Abstract

Summary The structure of SW Britain is interpreted in terms of thin-skinned tectonics, producing a NNW verging fold and thrust zone. In south Wales the thrusts involve high level imbricate stacks showing some 20–40% shortening with a shallow floor thrust in Namurian-Westphalian strata, cut to the south by deeper level folds and thrusts with a basal decoupling zone in or below the Lower Palaeozoic rocks. In Devon and Cornwall the Upper Palaeozoic rocks show a gently dipping, widespread and locally intense cleavage related to the progressive development of large thrust sheets and associated inclined to recumbent folds.
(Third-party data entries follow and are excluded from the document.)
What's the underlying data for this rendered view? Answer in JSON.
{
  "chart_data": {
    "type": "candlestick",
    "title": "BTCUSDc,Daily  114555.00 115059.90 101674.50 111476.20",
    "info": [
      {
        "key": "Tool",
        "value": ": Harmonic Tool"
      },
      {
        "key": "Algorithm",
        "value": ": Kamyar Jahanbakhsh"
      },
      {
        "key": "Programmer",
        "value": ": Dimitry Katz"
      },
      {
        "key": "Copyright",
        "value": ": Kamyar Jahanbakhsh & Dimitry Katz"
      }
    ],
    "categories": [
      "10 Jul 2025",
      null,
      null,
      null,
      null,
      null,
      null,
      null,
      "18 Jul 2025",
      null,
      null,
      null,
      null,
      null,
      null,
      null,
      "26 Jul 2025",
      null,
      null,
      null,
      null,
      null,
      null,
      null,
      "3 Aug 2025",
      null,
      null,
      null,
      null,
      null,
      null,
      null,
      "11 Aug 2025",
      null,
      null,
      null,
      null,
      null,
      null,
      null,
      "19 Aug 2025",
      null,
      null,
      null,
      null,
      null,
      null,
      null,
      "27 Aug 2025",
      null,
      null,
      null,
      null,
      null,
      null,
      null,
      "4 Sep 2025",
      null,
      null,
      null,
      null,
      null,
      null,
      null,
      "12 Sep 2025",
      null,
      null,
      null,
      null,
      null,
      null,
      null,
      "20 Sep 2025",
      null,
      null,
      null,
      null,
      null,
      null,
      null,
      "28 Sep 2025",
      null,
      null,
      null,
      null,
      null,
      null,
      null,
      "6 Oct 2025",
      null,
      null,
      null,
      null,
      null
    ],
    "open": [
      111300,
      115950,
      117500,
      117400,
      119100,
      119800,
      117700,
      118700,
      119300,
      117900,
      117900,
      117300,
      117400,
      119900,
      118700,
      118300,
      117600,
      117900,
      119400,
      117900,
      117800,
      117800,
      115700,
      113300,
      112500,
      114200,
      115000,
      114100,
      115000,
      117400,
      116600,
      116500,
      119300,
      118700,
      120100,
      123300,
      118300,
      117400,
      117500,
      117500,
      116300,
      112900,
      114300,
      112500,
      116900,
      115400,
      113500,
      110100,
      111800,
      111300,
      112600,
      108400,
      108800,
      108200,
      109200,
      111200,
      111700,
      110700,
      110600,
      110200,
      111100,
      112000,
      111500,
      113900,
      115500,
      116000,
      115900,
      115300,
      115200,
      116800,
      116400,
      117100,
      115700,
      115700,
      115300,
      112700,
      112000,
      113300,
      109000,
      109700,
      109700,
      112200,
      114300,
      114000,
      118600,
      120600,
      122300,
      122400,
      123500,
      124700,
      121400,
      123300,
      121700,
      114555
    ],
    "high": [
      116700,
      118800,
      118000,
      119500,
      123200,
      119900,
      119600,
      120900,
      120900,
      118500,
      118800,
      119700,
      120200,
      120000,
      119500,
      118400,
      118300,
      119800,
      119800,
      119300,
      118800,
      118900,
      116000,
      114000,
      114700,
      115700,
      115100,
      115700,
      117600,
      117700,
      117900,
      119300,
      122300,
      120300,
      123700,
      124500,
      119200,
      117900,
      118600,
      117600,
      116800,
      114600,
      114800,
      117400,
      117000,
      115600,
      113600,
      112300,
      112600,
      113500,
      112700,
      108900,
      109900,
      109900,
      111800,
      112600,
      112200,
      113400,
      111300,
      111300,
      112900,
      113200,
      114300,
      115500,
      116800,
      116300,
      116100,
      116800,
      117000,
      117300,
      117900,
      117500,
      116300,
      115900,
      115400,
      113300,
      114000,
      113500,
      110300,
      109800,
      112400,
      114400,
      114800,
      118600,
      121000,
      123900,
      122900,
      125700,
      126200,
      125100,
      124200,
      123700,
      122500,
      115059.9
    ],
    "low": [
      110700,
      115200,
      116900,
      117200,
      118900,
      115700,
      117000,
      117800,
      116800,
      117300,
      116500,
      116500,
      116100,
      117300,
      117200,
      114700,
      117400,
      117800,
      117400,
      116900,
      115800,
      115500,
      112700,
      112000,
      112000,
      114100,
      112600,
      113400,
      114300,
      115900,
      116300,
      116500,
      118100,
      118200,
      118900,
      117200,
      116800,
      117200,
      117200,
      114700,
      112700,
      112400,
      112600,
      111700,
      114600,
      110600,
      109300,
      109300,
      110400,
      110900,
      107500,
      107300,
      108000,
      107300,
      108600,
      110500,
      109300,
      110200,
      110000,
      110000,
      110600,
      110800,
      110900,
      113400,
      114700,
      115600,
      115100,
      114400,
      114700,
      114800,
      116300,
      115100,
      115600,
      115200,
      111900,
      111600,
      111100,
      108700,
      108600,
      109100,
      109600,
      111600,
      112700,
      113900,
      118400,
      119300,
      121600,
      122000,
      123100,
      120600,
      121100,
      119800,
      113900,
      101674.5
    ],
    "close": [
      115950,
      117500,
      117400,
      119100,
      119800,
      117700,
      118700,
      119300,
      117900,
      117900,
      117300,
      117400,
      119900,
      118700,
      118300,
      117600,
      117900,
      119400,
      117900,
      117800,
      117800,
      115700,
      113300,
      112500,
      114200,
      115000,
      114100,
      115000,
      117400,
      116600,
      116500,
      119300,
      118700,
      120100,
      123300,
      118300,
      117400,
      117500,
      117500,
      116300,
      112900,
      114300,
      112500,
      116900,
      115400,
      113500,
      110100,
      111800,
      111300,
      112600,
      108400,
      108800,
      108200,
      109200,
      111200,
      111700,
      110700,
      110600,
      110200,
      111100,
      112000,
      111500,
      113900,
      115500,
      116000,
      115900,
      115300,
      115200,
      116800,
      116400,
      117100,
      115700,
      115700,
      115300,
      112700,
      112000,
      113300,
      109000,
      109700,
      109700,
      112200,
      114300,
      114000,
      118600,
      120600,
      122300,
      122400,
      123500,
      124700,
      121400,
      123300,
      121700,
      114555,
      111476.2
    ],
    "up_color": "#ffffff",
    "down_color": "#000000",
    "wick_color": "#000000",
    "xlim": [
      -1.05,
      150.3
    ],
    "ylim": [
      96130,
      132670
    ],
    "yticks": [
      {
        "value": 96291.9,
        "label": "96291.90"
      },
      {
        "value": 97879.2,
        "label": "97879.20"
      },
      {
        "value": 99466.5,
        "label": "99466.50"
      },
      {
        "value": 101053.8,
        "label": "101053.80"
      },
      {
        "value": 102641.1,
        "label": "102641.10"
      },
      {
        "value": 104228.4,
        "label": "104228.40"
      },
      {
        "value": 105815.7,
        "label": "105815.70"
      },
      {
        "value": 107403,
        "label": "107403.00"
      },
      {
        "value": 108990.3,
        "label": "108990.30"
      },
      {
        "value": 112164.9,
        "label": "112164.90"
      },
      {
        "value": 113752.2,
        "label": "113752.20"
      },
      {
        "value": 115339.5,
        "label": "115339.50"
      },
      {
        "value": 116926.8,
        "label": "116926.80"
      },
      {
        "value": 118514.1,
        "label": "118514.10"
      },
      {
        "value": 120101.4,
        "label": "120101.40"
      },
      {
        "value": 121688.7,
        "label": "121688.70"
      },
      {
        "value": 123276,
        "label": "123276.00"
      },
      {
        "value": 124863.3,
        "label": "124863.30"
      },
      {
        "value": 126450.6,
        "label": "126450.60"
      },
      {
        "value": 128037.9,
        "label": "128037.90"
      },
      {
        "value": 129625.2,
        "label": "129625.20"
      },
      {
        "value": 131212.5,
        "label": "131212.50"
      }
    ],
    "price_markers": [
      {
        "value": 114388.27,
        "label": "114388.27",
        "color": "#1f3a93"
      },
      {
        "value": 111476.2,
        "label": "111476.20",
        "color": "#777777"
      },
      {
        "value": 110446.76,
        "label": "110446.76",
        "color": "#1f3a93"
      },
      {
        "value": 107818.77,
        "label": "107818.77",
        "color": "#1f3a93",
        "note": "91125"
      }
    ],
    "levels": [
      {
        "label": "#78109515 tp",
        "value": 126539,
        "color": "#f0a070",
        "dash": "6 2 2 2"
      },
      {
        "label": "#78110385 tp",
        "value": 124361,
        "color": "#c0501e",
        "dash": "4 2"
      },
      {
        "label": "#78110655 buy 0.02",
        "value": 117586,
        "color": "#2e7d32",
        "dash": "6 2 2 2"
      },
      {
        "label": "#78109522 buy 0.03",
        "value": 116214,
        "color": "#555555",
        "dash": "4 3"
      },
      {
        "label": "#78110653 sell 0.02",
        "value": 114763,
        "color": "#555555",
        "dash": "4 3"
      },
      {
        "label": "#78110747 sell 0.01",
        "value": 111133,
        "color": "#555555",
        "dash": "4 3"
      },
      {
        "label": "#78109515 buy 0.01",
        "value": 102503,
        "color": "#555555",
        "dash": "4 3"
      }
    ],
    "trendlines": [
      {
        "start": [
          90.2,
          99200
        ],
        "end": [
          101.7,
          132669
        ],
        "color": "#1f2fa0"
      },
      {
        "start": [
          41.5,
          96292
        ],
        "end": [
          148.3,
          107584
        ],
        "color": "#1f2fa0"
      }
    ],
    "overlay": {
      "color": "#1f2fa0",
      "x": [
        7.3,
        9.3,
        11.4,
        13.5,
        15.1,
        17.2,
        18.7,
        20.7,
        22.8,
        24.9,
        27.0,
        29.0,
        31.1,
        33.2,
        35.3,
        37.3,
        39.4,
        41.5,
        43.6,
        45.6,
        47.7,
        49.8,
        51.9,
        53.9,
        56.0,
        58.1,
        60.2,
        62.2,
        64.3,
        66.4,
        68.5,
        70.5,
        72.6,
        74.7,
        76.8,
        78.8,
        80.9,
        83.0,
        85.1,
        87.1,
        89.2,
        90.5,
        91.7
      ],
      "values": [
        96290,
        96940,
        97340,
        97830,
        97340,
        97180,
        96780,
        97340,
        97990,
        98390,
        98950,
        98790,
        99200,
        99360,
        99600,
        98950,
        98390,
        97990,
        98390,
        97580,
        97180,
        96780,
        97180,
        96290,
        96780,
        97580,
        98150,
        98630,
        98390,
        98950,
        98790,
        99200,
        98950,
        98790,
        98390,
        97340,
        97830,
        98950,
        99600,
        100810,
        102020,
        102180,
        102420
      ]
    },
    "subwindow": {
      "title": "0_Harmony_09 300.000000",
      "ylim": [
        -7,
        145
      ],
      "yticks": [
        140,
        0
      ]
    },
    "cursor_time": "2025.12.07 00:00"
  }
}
In north Cornwall these northward verging structures have been redeformed and often completely overprinted by a large south verging backthrust. Some of this backthrust movement may be offset, by a lateral ramp, to a much lower decoupling zone, producing a major backfold in south Devon. The thrust transport direction is to the NNW as determined from mineral lineations, maximum extension directions, fold and thrust traces and tear faults. Fold hinges are generally normal to the transport direction but are locally rotated into the NNW trend in more intensely deformed zones. In north Devon and south Wales, the folds are oblique suggesting a component of differential movement. Considering SW Britain and southern Ireland the fold trends are arcuate and there is often extension parallel to the fold axes. These phenomena are interpreted as due to the obliquity of the thrusting and the Variscan front. Pre-tectonic facies changes along the front hinder lateral fault propagation giving sticking points at lateral tips which become poles of rotation. Deformation affected only the upper crust; there was no major crustal thickening during Variscan tectonics though the crust has been locally thinned probably by a factor of 2 before onset of compression in Devonian times. Deformation was diachronous with a slow displacement rate. Sedimentation occurred in an advancing series of fore-deeps ahead of the deformed and thickened zone. Estimates of shortening across the thin-skinned zone are about 50%, that is 150 km across SW England. The crust beneath the thin skin must extend back beneath the English Channel and northern France.